Samantha Turgeon, a 2-D illustrator, works on the development of a new game at Pixo Group in Southfield.
Photograph by David Oeffner
When Brad Wardell was an electrical engineering major at Western Michigan University in Kalamazoo, he paid his way through school by developing a video game called Galactic Civilizations. From there, he started Stardock Corp. in Plymouth with a personal mandate to break new ground in the $111-billion computer and video game industry.
The trouble is, with only a handful of game developers in the state, Michigan hasn’t exactly been on the map for attracting talent. Unlike states such as California, Texas, or Maryland, Michigan isn’t “super competitive” when it comes to backing loans against intellectual capital — the lifeblood of software developers.
“I can’t realistically borrow money,” Wardell says. “In another state, I could borrow money and use my intellectual property as an asset. In Michigan, you can’t really do that because the (banks) don’t understand it.”
For Wardell, growing his company from a one-man shop to 100 employees hasn’t been easy. “When you borrow money, whether you’re borrowing for a house or a car, the bank wants collateral,” Wardell says. “With software, I have no accounts receivables. I don’t have a physical good. (Lenders) don’t know how to deal with software companies because they don’t know what they’d take if you don’t pay the loan. In other states, (lenders) would have rights to the software.”
While Michigan offered film and video game development incentives from 2008 to 2012, Stardock never benefited from the program that has now ended.
“We looked at the film incentives. They were kind of neat, but it was too much paperwork,” Wardell says. “Compliance with it would have cost us more than the amount of money we could have gotten for it. Even though we make tens of millions of dollars a year, (to area lenders) it means nothing.
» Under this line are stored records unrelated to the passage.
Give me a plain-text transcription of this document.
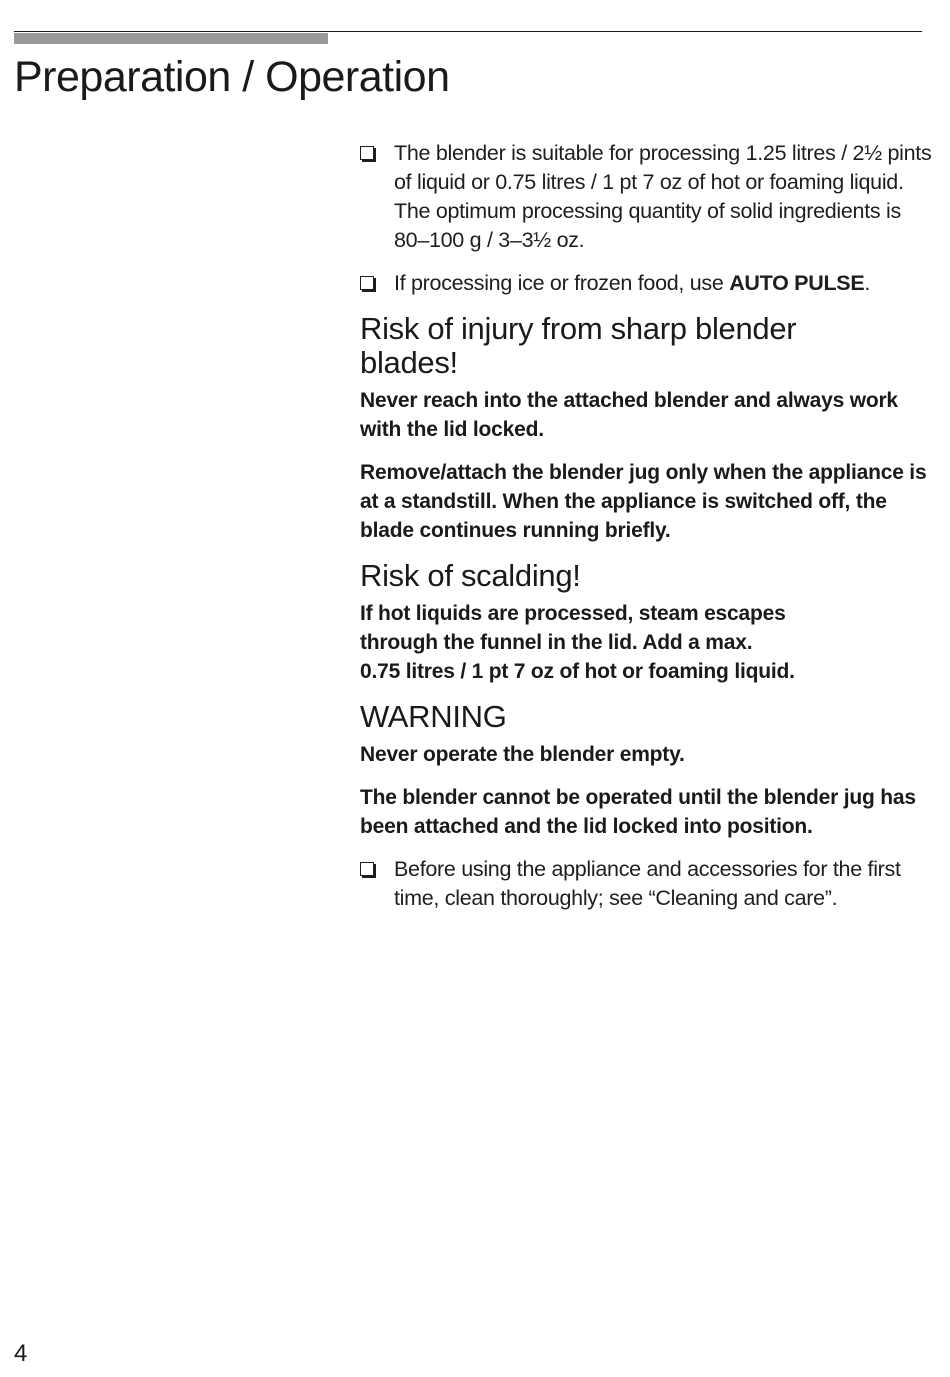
Preparation / Operation

The blender is suitable for processing 1.25 litres / 2½ pints of liquid or 0.75 litres / 1 pt 7 oz of hot or foaming liquid. The optimum processing quantity of solid ingredients is 80–100 g / 3–3½ oz.

If processing ice or frozen food, use AUTO PULSE.

Risk of injury from sharp blender blades!

Never reach into the attached blender and always work with the lid locked.

Remove/attach the blender jug only when the appliance is at a standstill. When the appliance is switched off, the blade continues running briefly.

Risk of scalding!

If hot liquids are processed, steam escapes through the funnel in the lid. Add a max.
0.75 litres / 1 pt 7 oz of hot or foaming liquid.

WARNING

Never operate the blender empty.

The blender cannot be operated until the blender jug has been attached and the lid locked into position.

Before using the appliance and accessories for the first time, clean thoroughly; see “Cleaning and care”.

4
There is nothing to have a lien on.”
Sean Hurwitz, CEO of Pixo Group in Southfield, says the incentives were helpful. Launched in 2009, Pixo Group has developed numerous games — mainly on mobile and tablet devices — and is known as an innovator in the use of virtual reality.
“The incentives got things going a little bit when (they were) here,” he says. “Developers were looking at an angle. What you find is because of the rise of mobile, there’s nontraditional gaming companies developing apps. But it’s not a very strong industry here.
“From 2012 through today, we’ve been developing games and apps for big brands like the U.S. Navy and OnStar, (and) we do a lot of virtual reality,” Hurwitz says. “It’s a way for the brands to engage with their audience in a very game-like way.”
Both Stardock and Pixo officials say the video gaming industry in Michigan would be more robust if lenders extended capital so companies could grow. “If the banks were actively lending in our industry, we would be so much further ahead,” Wardell says.